Conte, la conferma ufficiale: “Misure di contenimento prorogate fino al 13 aprile”

ULTIMO AGGIORNAMENTO 21:05

discorso conte misure di contenimentoGli italiani trascorreranno la Pasqua in casa: il premier Conte ha confermato la proroga delle restrizioni contro la pandemia di Coronavirus fino al prossimo 13 aprile

Ora è ufficiale. Le misure di contenimento che il governo ha imposto agli italiani nel tentativo di arginare e debellare la pandemia di coronavirus rimarranno in vigore fino al prossimo 13 aprile. Lo ha annunciato il premier Conte nel corso di una diretta Facebook, rivolgendosi agli italiani per confermare quanto già trapelato in giornata per bocca del Ministro Speranza. Ovvero la proproga delle restrizioni e di tutti i divieti e le chiusure già in atto. Il relativo Dpcm è pronto e verrà firmato dal presidente del Consiglio prorogando di fatto le misure attualmente in campo contro il Covid-19. “Non siamo nella condizione di poter allentare le misure e le restrizioni. Se smettessimo di rispettare le regole, se iniziassimo ad allentare queste misure – ha sottolineato Conte nel corso del suo intervento – tutti gli sforzi fin qui fatti sarebbero vani e pagheremmo un prezzo altissimo. oltre al costo psicologico, economico e sociale saremmo costretti a ripartire di nuovo. Per questo invito tutti a continuare a rispettare le misure. Attenzione, c’è una sparuta minoranza di persone che non rispettano le regole: vorrei ricordare che abbiamo disposto sanzioni molto severe perchè non ci possiamo permettere che per responsabilità di alcuni vi sia un danno nei confronti di tutti. E dobbiamo rispetto agli operatori sanitari, più esposti al rischio di contagio ma anche ai lavoratori che quotidianamente mandano avanti il paese”.

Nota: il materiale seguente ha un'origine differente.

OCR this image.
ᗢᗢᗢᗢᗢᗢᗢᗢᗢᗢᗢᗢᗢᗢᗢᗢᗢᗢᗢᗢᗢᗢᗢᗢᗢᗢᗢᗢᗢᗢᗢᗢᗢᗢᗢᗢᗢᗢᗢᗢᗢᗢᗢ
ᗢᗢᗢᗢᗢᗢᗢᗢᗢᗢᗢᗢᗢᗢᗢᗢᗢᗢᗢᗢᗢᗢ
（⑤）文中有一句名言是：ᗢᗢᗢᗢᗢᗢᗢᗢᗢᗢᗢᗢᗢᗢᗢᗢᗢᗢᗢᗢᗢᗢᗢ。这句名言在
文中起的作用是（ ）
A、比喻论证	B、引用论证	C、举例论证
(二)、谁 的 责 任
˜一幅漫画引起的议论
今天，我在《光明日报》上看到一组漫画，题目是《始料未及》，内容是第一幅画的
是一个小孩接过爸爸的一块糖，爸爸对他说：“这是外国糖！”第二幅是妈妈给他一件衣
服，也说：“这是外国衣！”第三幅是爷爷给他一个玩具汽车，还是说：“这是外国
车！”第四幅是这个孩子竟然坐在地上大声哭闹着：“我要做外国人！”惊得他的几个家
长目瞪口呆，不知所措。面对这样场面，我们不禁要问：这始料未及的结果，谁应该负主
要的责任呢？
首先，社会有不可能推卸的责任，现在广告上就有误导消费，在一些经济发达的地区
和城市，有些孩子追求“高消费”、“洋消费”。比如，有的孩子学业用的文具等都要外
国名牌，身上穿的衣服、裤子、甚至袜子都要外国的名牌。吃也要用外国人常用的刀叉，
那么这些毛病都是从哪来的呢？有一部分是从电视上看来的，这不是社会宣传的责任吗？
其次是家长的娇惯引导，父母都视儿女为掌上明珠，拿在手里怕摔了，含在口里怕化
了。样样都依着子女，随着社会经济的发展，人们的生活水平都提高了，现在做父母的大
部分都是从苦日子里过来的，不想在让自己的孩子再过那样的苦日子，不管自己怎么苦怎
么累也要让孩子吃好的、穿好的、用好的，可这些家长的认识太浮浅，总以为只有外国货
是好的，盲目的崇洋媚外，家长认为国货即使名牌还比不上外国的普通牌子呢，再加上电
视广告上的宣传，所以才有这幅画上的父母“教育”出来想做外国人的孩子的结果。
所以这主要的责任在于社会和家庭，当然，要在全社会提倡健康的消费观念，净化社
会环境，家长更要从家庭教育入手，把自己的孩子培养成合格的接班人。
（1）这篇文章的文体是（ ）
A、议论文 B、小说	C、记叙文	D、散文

Conte: “Non abbiamo autorizzato l’ora di passeggio con i bambini”

“Mi dispiace che queste misure capitino in un momento come la Pasqua – ha poi aggiunto – Dobbiamo purtroppo affrontare questi giorni di festività con questo regime restrittivo. Questo sforzo ulteriore ci consentirà di iniziare a valutare una prospettiva: nel momento in cui i dati si dovessero consolidare, inizieremo a programmare un allenamento delle misure. Non vi posso dire il 14 aprile, non siamo nella condizione”. “Nel momento in cui i dati dovessero consolidarsi – ha spiegato Conte – inizieremo a programmare un allentamento delle misure. Non vi posso dire il 14 aprile, non siamo nelle condizioni ora. Confrontandoci con il comitato tecnico scientifico e valutando la curva epidemiologica, valuteremo la possibilità di entrare nella fase due, quella di convivenza col virus e di valutazione delle misure di allentamento. Per poi arrivare alla fase tre: di uscita dall’emergenza e ripristino dell’assoluta normalità della nostra vita lavorativa e sociale. E di ricostruzione”. Infine il premier ha ricordato di non aver autorizzato “l’ora di passeggio con i bambini. Se ci sono bimbi e minori, quando il genitore va a fare la spesa si può acconsentire l’accompagno del bambino ma non può esserre l’occasione per il genitore di andare a spasso e generare un allentamento delle misure restrittive. Specialmente ora che si iniziano a vedere i primi effetti positivi, non dobbiamo abbassare la guardia.”